A war against Iran is a foolhardy scheme that has no chance of succeeding.
Communiqué connects Iran to Iraqi Militias
A chilling communiqué from the Shiite-led "Badr Brigade" has appeared in Alliraqnews. The message warns of an agreement between the Sunnis and the "Anglo-American occupation forces" which threatens the continued dominance of the Shiite-led government. Leaders from the Badr Brigade" intend to intensify their attacks on all "public offices and institutions", to "neutralize the activities of journalists, media and intellectuals", to undermine "any attempt to rebuild the Iraqi army", and prepare for "an armed confrontation" with the enemy.
The message calls on all Shiites, including employees in the "Ministry of Defense and Interior Ministry to join the Badr Brigade, the Mahdi Army, and the Al-Dawa Party, to continue stealing weapons and equipment" to get ready for the conflagration.
The communiqué adds ominously: "The government of the Islamic Republic of Iran, providing us with all weapons and equipment for the battle, as well as the preparations of troops from the Revolutionary Guards for rapid intervention near the border areas."
The message is signed by the Secretary-General Badr Organization.
Whether the communiqué is authentic or not is almost irrelevant.
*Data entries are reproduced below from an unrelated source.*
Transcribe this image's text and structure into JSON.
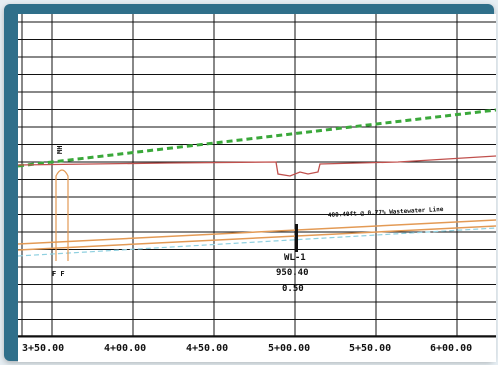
{
  "profile": {
    "stations": [
      "3+50.00",
      "4+00.00",
      "4+50.00",
      "5+00.00",
      "5+50.00",
      "6+00.00"
    ],
    "pipe_label": "400.40ft @ 0.77% Wastewater Line",
    "structure": {
      "id": "WL-1",
      "elevation": "950.40",
      "value": "0.50"
    },
    "left_marker_top": "MH",
    "left_marker_bottom": "F F",
    "colors": {
      "background": "#ffffff",
      "grid": "#111111",
      "ground_line": "#3aa83a",
      "existing_grade": "#c0504d",
      "pipe": "#e39a55",
      "hydraulic_grade": "#8fd0e0",
      "frame": "#2f6f8a"
    }
  }
}
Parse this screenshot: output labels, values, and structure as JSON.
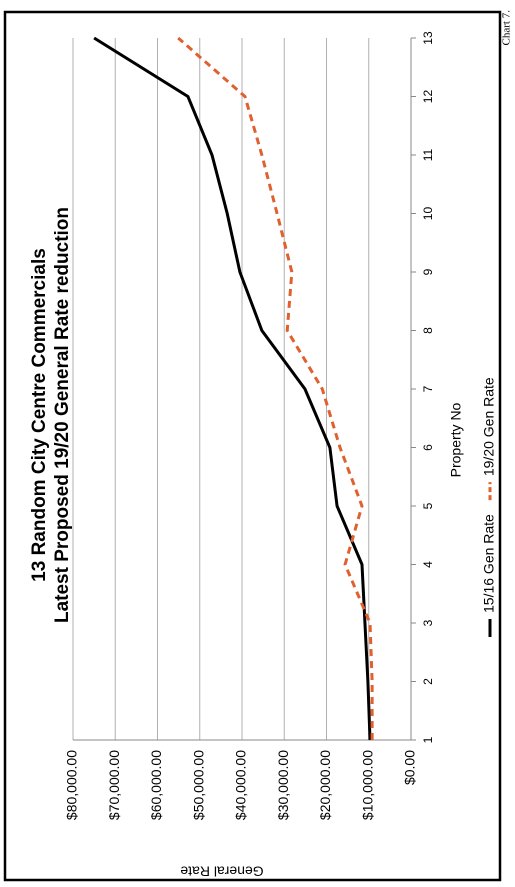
{
  "chart_data": {
    "type": "line",
    "title": "13 Random City Centre Commercials",
    "subtitle": "Latest Proposed 19/20 General Rate reduction",
    "note": "Chart 7.",
    "x_label": "Property No",
    "y_label": "General Rate",
    "x": [
      1,
      2,
      3,
      4,
      5,
      6,
      7,
      8,
      9,
      10,
      11,
      12,
      13
    ],
    "xlim": [
      1,
      13
    ],
    "xticks": [
      1,
      2,
      3,
      4,
      5,
      6,
      7,
      8,
      9,
      10,
      11,
      12,
      13
    ],
    "ylim": [
      0,
      80000
    ],
    "yticks": [
      {
        "value": 0,
        "label": "$0.00"
      },
      {
        "value": 10000,
        "label": "$10,000.00"
      },
      {
        "value": 20000,
        "label": "$20,000.00"
      },
      {
        "value": 30000,
        "label": "$30,000.00"
      },
      {
        "value": 40000,
        "label": "$40,000.00"
      },
      {
        "value": 50000,
        "label": "$50,000.00"
      },
      {
        "value": 60000,
        "label": "$60,000.00"
      },
      {
        "value": 70000,
        "label": "$70,000.00"
      },
      {
        "value": 80000,
        "label": "$80,000.00"
      }
    ],
    "grid": true,
    "legend": "bottom",
    "series": [
      {
        "name": "15/16 Gen Rate",
        "color": "#000000",
        "dashed": false,
        "values": [
          9700,
          10200,
          10900,
          11600,
          17500,
          19200,
          25100,
          35300,
          40500,
          43500,
          47100,
          52800,
          75000
        ]
      },
      {
        "name": "19/20 Gen Rate",
        "color": "#e0602f",
        "dashed": true,
        "values": [
          9200,
          9200,
          9700,
          15600,
          11600,
          16800,
          21000,
          29300,
          28200,
          31700,
          35300,
          39300,
          55100
        ]
      }
    ]
  }
}
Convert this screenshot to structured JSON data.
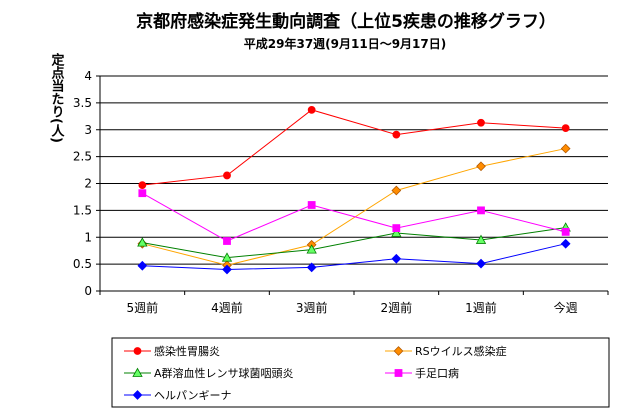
{
  "chart_data": {
    "type": "line",
    "title": "京都府感染症発生動向調査（上位5疾患の推移グラフ）",
    "subtitle": "平成29年37週(9月11日～9月17日)",
    "ylabel": "定点当たり(人)",
    "xlabel": "",
    "categories": [
      "5週前",
      "4週前",
      "3週前",
      "2週前",
      "1週前",
      "今週"
    ],
    "ylim": [
      0,
      4
    ],
    "yticks": [
      "0",
      "0.5",
      "1",
      "1.5",
      "2",
      "2.5",
      "3",
      "3.5",
      "4"
    ],
    "ytick_values": [
      0,
      0.5,
      1,
      1.5,
      2,
      2.5,
      3,
      3.5,
      4
    ],
    "grid": true,
    "legend_position": "bottom",
    "series": [
      {
        "name": "感染性胃腸炎",
        "values": [
          1.97,
          2.15,
          3.37,
          2.91,
          3.13,
          3.03
        ],
        "color": "#ff0000",
        "marker": "circle",
        "marker_color": "#ff0000"
      },
      {
        "name": "RSウイルス感染症",
        "values": [
          0.88,
          0.48,
          0.86,
          1.87,
          2.32,
          2.65
        ],
        "color": "#ffa500",
        "marker": "diamond",
        "marker_color": "#ff8c00"
      },
      {
        "name": "A群溶血性レンサ球菌咽頭炎",
        "values": [
          0.9,
          0.62,
          0.77,
          1.08,
          0.95,
          1.18
        ],
        "color": "#008000",
        "marker": "triangle",
        "marker_color": "#66ff66"
      },
      {
        "name": "手足口病",
        "values": [
          1.82,
          0.93,
          1.6,
          1.17,
          1.5,
          1.1
        ],
        "color": "#ff00ff",
        "marker": "square",
        "marker_color": "#ff00ff"
      },
      {
        "name": "ヘルパンギーナ",
        "values": [
          0.47,
          0.4,
          0.44,
          0.6,
          0.51,
          0.88
        ],
        "color": "#0000ff",
        "marker": "diamond",
        "marker_color": "#0000ff"
      }
    ]
  }
}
The blueprint is indistinguishable from the pattern of activity on the ground. The militias are using the occupation to strengthen their base and ready themselves for the inevitable confrontation with US forces. Behind the scenes, Iran is patiently waiting for America’s hourglass to run out of sand.
Prime Minister Al-Maliki has aligned himself with the main Shiite militias. He has issued a warrant for Harith al-Dhari, the head of Iraq’s prestigious Association of Muslim Scholars, on the charges of "inciting violence and terrorism among the Iraqi people". It is a baseless claim intended to drive the Sunnis to out of the government and set the stage for a Shiite dominated-regime.
The Sunnis have left according to plan. There will be no coalition government and civil war is all but certain. The bloodbath has just begun.
Bush has opened Pandora’s Box and there’ll be a terrible price to pay. He has allowed Iran to take root in Baghdad and upset the regional balance of power. Now, there really are no easy solutions. The only question is whether the impending holocaust is containable or if it will consume the entire region.